Ideally, we want to split our list into even and odd elements, but doing this is not simpler than the initial problem. One workaround is to choose the elements at random: toss a coin for each element, and then remove all “heads” after which a “tail” follows. This way no two consecutive elements will ever be selected, and on average we get rid of ¼ of the current list. The arithmetic complexity of this solution would still be linear, because

$$ T(N) = T\left(\frac{3}{4} N\right) = O(N) $$The only tricky part here is how to implement the merge step in external memory. To do it efficiently, we need to maintain our list in the following form:

- List of tuples $(i, j)$ indicating that element $j$ follows after element $i$
- List of tuples $(i, w_i)$ indicating that element $i$ currently has weight $w_i$
- A list of deleted elements

Now, to restore the answer after randomly deleting some elements and recursively solving the smaller problem, we need to iterate over all lists using three pointers looking for deleted elements. and for each such element, we will write $(j, w_i)$ to a separate table, which would signify that before the recursive step we need to add $w_i$ to $j$. We can then join this new table with initial weights, add these additional weights to them.
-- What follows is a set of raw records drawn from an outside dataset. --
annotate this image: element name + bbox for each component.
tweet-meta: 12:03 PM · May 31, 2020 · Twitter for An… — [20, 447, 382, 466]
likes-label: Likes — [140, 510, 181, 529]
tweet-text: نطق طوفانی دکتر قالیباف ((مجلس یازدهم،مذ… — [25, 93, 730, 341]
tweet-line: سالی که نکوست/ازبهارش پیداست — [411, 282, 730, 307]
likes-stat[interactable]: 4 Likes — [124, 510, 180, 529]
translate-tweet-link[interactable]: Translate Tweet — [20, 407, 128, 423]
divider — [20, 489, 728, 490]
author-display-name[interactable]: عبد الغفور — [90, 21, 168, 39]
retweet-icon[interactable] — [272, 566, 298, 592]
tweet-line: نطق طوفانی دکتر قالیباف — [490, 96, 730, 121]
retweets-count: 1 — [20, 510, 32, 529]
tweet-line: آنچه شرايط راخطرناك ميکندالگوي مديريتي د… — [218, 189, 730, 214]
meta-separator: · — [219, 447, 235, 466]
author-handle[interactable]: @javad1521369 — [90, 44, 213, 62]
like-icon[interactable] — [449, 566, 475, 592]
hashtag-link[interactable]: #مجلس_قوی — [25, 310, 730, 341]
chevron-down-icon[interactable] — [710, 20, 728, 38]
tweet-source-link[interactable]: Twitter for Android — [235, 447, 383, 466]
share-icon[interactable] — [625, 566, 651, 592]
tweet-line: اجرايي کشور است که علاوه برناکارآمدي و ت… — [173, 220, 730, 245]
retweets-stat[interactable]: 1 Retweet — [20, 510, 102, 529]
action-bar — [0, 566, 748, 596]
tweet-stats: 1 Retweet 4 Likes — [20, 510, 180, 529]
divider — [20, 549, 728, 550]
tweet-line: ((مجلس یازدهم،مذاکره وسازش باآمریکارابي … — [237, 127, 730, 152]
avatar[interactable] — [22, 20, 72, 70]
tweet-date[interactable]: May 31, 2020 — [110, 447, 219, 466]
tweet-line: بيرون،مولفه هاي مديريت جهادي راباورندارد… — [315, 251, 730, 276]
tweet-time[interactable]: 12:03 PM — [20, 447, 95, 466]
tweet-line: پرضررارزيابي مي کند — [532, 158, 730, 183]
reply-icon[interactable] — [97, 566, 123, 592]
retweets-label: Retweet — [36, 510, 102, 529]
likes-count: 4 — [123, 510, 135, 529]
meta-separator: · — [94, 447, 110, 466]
After coming back from the recursion, we need to update weights for the deleted elements, which we can do with the same technique, iterating over reversed connections instead of direct ones.

I/O complexity of this algorithm with therefore be the same as joining, namely $SORT(N) = O\left(\frac{N}{B} \log_{\frac{M}{B}} \frac{N}{M} \right)$.

### #Applications

List ranking is especially useful in graph algorithms.

For example, we can obtain the Euler tour of a tree in external memory by constructing a linked list from the tree that corresponds to its Euler tour and then applying the list ranking algorithm — the ranks of each node will be the same as its index $tin_v$ in the Euler tour. To construct this list, we need to:

- split each undirected edge into two directed ones;
- duplicate the parent node for each up-edge (because list nodes can only have one incoming edge, but we visit some vertices multiple times);
- route each such node either to the “next sibling,” if it has one, or otherwise to its own parent;
- and then finally break the resulting cycle at the root.

This general technique is called *tree contraction*, and it serves as the basis for a large number of tree algorithms.

The same approach can be applied to parallel algorithms, and we will cover that much more deeply in part II.